In this new album Wake Up, the band Night Shapes has produced something very different than what I expected. That’s not a bad thing: It’s an album with a definite theme. It paints a picture. It tells a troubling tale. The music and the lyrics are bound together like fingers in a fist. Wake Up is almost a rock opera, and it’s not an easy composition to interpret. It’s awash with images of garbage and urban decay. There are things that sound like sirens in the night. Fear is a common thread. So are truth and lies. It makes me think about the way our society may be heading toward dystopia. In that sense, the album is a strident Wake Up call. It could be the soundtrack for 1984. Orwell should hear it.
Orwell should hear the vocals. They are deeply baritone, authoritative and not of this world. They penetrate to someplace remote in the brain that doesn’t usually like to be disturbed. In a song with the weird title of “Floor Thompson”, the lead voice is joined by a medieval choir that has to harmonize under a hammering beat and chilling sirens. Those instrumental effects are not unique to that particular track: throughout the album, the guitars and synthesizer do whatever it takes and go wherever they are told to go. And they go to some pretty interesting places.

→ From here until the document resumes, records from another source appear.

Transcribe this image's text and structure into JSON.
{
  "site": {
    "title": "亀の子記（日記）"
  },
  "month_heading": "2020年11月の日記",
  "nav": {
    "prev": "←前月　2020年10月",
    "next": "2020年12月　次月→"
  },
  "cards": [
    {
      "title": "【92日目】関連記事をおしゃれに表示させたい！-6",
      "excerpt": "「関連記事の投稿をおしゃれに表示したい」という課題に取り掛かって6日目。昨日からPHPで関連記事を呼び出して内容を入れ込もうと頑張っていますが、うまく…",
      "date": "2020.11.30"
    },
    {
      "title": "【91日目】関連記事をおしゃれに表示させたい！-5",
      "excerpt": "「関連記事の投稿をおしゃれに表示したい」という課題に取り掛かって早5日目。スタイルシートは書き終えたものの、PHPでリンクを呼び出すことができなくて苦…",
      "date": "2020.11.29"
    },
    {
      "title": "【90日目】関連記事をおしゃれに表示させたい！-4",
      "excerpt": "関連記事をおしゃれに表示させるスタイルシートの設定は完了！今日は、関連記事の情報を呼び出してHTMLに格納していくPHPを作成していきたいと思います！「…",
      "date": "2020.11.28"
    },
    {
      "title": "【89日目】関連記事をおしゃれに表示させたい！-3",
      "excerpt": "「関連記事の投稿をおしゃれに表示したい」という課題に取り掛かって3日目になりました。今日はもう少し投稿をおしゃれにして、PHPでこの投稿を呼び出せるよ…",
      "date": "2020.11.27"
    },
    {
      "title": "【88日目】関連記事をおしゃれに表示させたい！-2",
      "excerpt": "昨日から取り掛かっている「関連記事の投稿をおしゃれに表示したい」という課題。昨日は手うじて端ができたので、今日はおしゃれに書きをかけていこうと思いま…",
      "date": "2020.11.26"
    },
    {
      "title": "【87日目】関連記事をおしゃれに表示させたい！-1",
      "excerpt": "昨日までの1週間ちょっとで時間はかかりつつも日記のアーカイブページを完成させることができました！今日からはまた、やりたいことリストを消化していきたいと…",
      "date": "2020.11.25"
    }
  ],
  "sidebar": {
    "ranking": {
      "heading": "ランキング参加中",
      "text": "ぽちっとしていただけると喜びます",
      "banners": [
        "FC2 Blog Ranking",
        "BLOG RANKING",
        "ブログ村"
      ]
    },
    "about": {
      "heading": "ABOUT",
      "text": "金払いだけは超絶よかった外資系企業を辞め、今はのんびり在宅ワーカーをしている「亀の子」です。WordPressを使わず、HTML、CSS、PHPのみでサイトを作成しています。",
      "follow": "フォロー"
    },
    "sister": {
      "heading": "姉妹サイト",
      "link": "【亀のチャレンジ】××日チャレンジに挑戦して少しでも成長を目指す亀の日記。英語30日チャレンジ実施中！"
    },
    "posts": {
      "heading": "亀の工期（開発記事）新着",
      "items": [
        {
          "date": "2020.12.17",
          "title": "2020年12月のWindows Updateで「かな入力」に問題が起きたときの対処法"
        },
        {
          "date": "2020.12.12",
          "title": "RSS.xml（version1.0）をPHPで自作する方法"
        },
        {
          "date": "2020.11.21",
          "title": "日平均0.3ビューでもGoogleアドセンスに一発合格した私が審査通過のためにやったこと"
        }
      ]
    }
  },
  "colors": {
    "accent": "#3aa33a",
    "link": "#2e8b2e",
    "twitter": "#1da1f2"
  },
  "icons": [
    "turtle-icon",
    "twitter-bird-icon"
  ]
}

The emotional high point of the album, for me, is the song “Take it Back”. The words, the voice that pulsates them into our brains, and the music that underscores them reach almost to a fever pitch, almost a frantic plea. I wish I understood exactly what that plea is all about. I know it’s something important, and I know that Night Shapes knows that each of us has to get at those truths, and lies, in our own way and in our own time. That’s a journey. They’ve given us a vehicle. It runs on sound waves, dark and variously shaped. I like the waves they fill it with. It runs just fine.
Listen or purchase here: http://nightshapes.bandcamp.com/
Chuck Redman
Wonderful review. I could almost hear the music through your words.
Thanks, Nance. That’s Allen’s band, by the way.